Quelles qualités un système monétaire international devrait-il présenter ? Au fil des années Keynes avait su préciser à son propre usage ce que ces qualités devaient être : le maître-mot était sans doute « pacifié » : un système monétaire international devrait être « pacifié ». Il écrivait en 1941, dans la seconde version de Proposals for an International Currency Union : « Les arrangements proposés pourraient être décrits comme une mesure de désarmement financier ».

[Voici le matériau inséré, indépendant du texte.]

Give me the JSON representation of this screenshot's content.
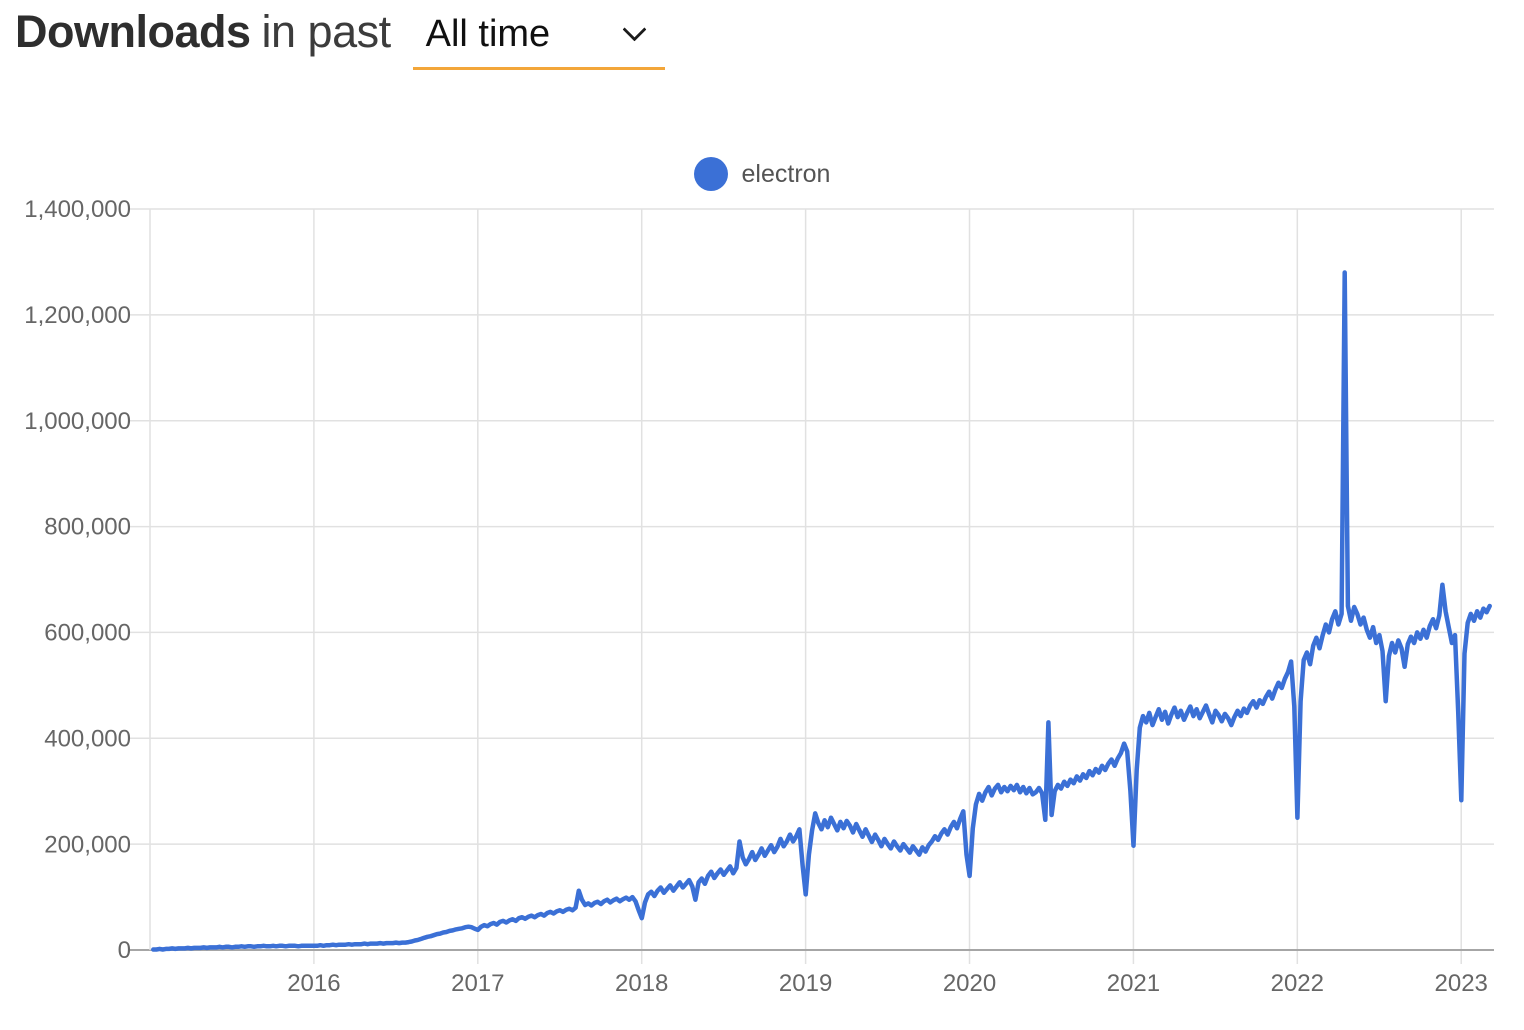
{
  "header": {
    "title_bold": "Downloads",
    "title_rest": "in past",
    "select_value": "All time"
  },
  "legend": {
    "label": "electron"
  },
  "colors": {
    "series": "#3b70d6",
    "select_underline": "#f3a639",
    "grid": "#e1e1e1",
    "axis": "#a6a6a6",
    "tick_text": "#666666",
    "legend_text": "#545454",
    "title_text": "#2e2e2e"
  },
  "chart_data": {
    "type": "line",
    "title": "Downloads in past All time",
    "xlabel": "",
    "ylabel": "",
    "grid": true,
    "legend_position": "top-center",
    "xlim": [
      2015.0,
      2023.2
    ],
    "ylim": [
      0,
      1400000
    ],
    "x_ticks": [
      {
        "year": 2016,
        "label": "2016"
      },
      {
        "year": 2017,
        "label": "2017"
      },
      {
        "year": 2018,
        "label": "2018"
      },
      {
        "year": 2019,
        "label": "2019"
      },
      {
        "year": 2020,
        "label": "2020"
      },
      {
        "year": 2021,
        "label": "2021"
      },
      {
        "year": 2022,
        "label": "2022"
      },
      {
        "year": 2023,
        "label": "2023"
      }
    ],
    "y_ticks": [
      {
        "value": 0,
        "label": "0"
      },
      {
        "value": 200000,
        "label": "200,000"
      },
      {
        "value": 400000,
        "label": "400,000"
      },
      {
        "value": 600000,
        "label": "600,000"
      },
      {
        "value": 800000,
        "label": "800,000"
      },
      {
        "value": 1000000,
        "label": "1,000,000"
      },
      {
        "value": 1200000,
        "label": "1,200,000"
      },
      {
        "value": 1400000,
        "label": "1,400,000"
      }
    ],
    "series": [
      {
        "name": "electron",
        "color": "#3b70d6",
        "x_start_year": 2015.02,
        "x_step_years": 0.0192308,
        "unit_multiplier": 1000,
        "values_thousands": [
          1,
          1,
          2,
          1,
          2,
          2,
          3,
          2,
          3,
          3,
          3,
          4,
          3,
          4,
          4,
          4,
          5,
          4,
          5,
          5,
          5,
          6,
          5,
          6,
          6,
          5,
          6,
          6,
          7,
          6,
          7,
          7,
          6,
          7,
          7,
          8,
          7,
          7,
          8,
          7,
          8,
          8,
          7,
          8,
          8,
          8,
          7,
          8,
          8,
          8,
          8,
          8,
          8,
          9,
          8,
          9,
          9,
          10,
          9,
          10,
          10,
          10,
          11,
          10,
          11,
          11,
          11,
          12,
          11,
          12,
          12,
          12,
          13,
          12,
          13,
          13,
          13,
          14,
          13,
          14,
          14,
          15,
          16,
          18,
          19,
          21,
          23,
          25,
          26,
          28,
          30,
          31,
          33,
          34,
          36,
          37,
          39,
          40,
          41,
          43,
          44,
          43,
          40,
          38,
          44,
          47,
          45,
          49,
          51,
          48,
          53,
          55,
          52,
          56,
          58,
          55,
          60,
          62,
          59,
          63,
          65,
          62,
          66,
          68,
          65,
          70,
          72,
          69,
          73,
          75,
          72,
          76,
          78,
          75,
          80,
          112,
          95,
          85,
          88,
          84,
          89,
          91,
          87,
          92,
          95,
          90,
          94,
          97,
          92,
          96,
          99,
          95,
          100,
          92,
          75,
          60,
          90,
          105,
          110,
          102,
          112,
          118,
          108,
          115,
          122,
          112,
          120,
          128,
          118,
          125,
          132,
          120,
          95,
          128,
          135,
          125,
          140,
          148,
          136,
          145,
          152,
          142,
          150,
          158,
          145,
          155,
          205,
          175,
          162,
          172,
          185,
          170,
          180,
          192,
          178,
          188,
          198,
          185,
          195,
          210,
          196,
          205,
          218,
          205,
          215,
          228,
          160,
          105,
          180,
          225,
          258,
          240,
          228,
          245,
          232,
          250,
          238,
          226,
          242,
          230,
          244,
          235,
          222,
          238,
          226,
          214,
          228,
          216,
          204,
          218,
          208,
          196,
          210,
          200,
          192,
          205,
          196,
          188,
          200,
          192,
          184,
          196,
          188,
          180,
          194,
          186,
          198,
          205,
          215,
          208,
          220,
          228,
          218,
          232,
          242,
          230,
          248,
          262,
          180,
          140,
          230,
          275,
          295,
          282,
          298,
          308,
          292,
          305,
          312,
          298,
          308,
          300,
          310,
          302,
          312,
          298,
          308,
          296,
          306,
          294,
          298,
          306,
          296,
          246,
          430,
          255,
          300,
          312,
          305,
          318,
          310,
          322,
          315,
          328,
          320,
          332,
          325,
          338,
          330,
          342,
          335,
          348,
          340,
          352,
          360,
          348,
          362,
          372,
          390,
          375,
          300,
          197,
          340,
          420,
          442,
          430,
          448,
          425,
          440,
          455,
          435,
          450,
          428,
          445,
          458,
          440,
          452,
          435,
          448,
          460,
          442,
          455,
          438,
          450,
          462,
          445,
          430,
          452,
          444,
          432,
          446,
          438,
          425,
          440,
          452,
          442,
          456,
          448,
          462,
          470,
          458,
          472,
          465,
          478,
          488,
          475,
          492,
          505,
          495,
          512,
          525,
          545,
          460,
          250,
          470,
          548,
          562,
          540,
          575,
          590,
          570,
          595,
          615,
          600,
          625,
          640,
          615,
          635,
          1280,
          650,
          622,
          648,
          635,
          615,
          628,
          605,
          590,
          610,
          580,
          595,
          565,
          470,
          555,
          580,
          562,
          585,
          570,
          535,
          578,
          592,
          580,
          600,
          588,
          605,
          590,
          612,
          625,
          608,
          632,
          690,
          640,
          610,
          580,
          595,
          450,
          283,
          560,
          618,
          635,
          622,
          640,
          628,
          645,
          638,
          650
        ]
      }
    ]
  }
}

N’avaient pas peu contribué à sa définition d’un système monétaire international idéal, les discussions en Grande-Bretagne autour de l’étalon-or : son abandon en 1919, sa réinstauration en 1925 à l’initiative de Winston Churchill, alors ministre des finances, enfin son abrogation définitive en 1931, et le rôle très actif qu’avait joué Keynes dans ce débat, s’opposant en particulier à la réinstauration de l’étalon-or dans son petit livre A Tract on Monetary Reform publié en 1923 et critiquant Churchill deux ans plus tard dans une série de trois articles qui seraient publiés sous le titre de The Economic Consequences of Mr. Churchill quand celui-ci passa outre à ses recommandations pressantes.
La préoccupation de Keynes sur cette question d’un système monétaire international, était d’assurer ce que l’on appelle en anglais « a level playing field » : un terrain de jeu parfaitement horizontal, faisant référence à la nécessité pour qu’un match soit équitable au fait que les conditions de jeu soient strictement identiques pour les deux équipes en présence. Selon Keynes, les nations garantes d’une devise doivent pouvoir jouer dans un environnement où les conditions sont exactement les mêmes, quelle que soit la taille du pays, quelles que soient ses richesses naturelles, quelle que soit sa capacité à exporter davantage qu’il n’importe ou au contraire, l’obligation pour lui d’importer davantage qu’il n’exporte.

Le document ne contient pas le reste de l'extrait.